産業リサーチ(アパレル) 脱・総合アパレル化で効率経営へ改革進む

振り返ると、厳しい寒さに見舞われたこの冬、業界の期待に反してウールコートは不振だった。季節の変わり目にメリハリがあるほど消費は喚起される、という法則が通らなくなりつつある。消費者の財布のひもは固く、バーゲン待ちが常態化。さらに「ベーシック」がファッションの主流である昨今は、買い替えを促す新鮮なトレンドを企業側が発信できていないのも一因だ。
 各種統計では百貨店、量販店ともに衣料品市場の縮小が続いている。「買わない」「売れない」時代にアパレル側も対応を急いでいる。大手総合アパレルでは、選択と集中を通した”脱総合化”が進んでいる。百貨店が高い集客力・収益力を誇っていた時代は、広範囲の品ぞろえで全国店舗に流せる総合力が有効だった。しかし不採算部門・ブランドを抱える余力はもはやなく、得意分野への戦力集中とゼイ肉落としで生き残りを賭けざるをえない。最近ではレナウンが子供・ベビー服、ナイガイがインナーウエアから撤退した。

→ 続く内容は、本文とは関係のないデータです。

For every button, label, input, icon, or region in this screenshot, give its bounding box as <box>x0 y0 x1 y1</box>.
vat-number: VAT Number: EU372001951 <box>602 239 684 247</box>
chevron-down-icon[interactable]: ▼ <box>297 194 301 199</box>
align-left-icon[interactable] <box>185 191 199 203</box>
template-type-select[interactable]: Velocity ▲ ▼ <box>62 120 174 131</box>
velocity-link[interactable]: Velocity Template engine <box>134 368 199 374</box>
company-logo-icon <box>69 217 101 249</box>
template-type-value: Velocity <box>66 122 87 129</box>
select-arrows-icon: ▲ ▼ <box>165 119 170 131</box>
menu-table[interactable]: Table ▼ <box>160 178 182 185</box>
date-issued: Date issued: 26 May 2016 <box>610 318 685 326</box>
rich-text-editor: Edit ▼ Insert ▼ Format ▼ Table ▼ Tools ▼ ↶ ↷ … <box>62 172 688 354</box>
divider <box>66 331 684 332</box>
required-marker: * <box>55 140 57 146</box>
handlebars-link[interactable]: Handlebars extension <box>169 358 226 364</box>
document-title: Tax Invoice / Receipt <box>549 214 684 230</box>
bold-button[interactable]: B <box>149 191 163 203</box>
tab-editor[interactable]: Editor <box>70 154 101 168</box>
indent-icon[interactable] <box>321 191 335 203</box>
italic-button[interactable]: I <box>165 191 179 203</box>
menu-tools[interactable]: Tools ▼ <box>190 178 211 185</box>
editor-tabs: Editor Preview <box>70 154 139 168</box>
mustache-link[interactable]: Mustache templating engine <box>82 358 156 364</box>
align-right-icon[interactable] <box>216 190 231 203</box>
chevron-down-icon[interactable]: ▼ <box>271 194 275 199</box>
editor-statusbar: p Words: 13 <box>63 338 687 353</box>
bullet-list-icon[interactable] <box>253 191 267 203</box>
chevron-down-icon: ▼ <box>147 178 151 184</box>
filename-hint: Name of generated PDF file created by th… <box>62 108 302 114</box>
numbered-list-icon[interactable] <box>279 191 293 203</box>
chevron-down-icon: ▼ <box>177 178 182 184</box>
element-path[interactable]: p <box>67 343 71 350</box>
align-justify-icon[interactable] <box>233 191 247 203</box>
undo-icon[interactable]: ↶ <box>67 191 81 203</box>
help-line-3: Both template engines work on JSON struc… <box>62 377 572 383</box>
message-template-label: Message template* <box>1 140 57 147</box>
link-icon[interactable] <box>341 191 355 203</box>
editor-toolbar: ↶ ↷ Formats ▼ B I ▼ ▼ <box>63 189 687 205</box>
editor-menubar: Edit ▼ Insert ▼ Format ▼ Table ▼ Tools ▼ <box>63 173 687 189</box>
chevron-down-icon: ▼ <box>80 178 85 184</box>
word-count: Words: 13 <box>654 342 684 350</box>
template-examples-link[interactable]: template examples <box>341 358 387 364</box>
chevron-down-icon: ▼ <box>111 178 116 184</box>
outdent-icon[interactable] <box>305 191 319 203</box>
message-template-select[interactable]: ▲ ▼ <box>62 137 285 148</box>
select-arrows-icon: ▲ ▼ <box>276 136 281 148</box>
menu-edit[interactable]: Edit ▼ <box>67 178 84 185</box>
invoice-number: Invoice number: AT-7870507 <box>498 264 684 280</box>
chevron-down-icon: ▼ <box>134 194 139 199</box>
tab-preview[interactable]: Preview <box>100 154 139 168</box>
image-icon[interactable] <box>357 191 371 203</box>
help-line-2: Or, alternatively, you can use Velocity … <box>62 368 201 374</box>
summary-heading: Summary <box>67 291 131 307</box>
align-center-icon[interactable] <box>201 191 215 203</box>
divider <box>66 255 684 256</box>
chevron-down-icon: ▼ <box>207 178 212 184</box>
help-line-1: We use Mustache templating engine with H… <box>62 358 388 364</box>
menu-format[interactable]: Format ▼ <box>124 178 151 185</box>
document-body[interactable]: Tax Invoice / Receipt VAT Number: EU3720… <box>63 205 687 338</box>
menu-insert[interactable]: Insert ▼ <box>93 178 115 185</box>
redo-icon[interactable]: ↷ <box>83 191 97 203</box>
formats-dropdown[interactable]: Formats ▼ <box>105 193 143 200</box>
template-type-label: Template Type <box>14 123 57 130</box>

 効率化の一環として多くの企業が最優先で取り組んでいるのが、売れ筋アイテムを機敏にとらえ追加投入していくQR(クイックレスポンス)体制の構築と、店頭の商品や在庫、価格設定などメーカー側が自前で管理する「消化取引型」売り場への移行だ。特に後者は、2000年のそごう破綻や地方百貨店淘汰の際に、納入各社が売掛債権に対し多額の損失計上を余儀なくされた苦い教訓もあり、導入が進んでいる。
 アパレルは中小企業が圧倒的に多いが、同時に合併や買収による企業再編も少ないのが特色だ。企画開発からデザイン、委託縫製加工、販売に至るまで各社各様の仕組みででき上がっており、規模拡大で得られる相乗効果は限られる。たとえば同じシャツでもブランドごとに微妙なテイストが生まれ、その個性こそがブランド価値となる。ケタ違いの零細アパレルでも堂々と伍していけるゆえんだ。
 そんな群雄割拠の中で注目されるのが、「ユニクロ」復活に全力投球中のファーストリテイリング、優勝劣敗が際だってきた大手通販、提案力で若者の支持を集めるセレクトショップ、そしてコドモでもオトナでもない小学校高学年の”ジュニア”ゾーンを創生、勢いに乗るナルミヤ・インターナショナルだろう。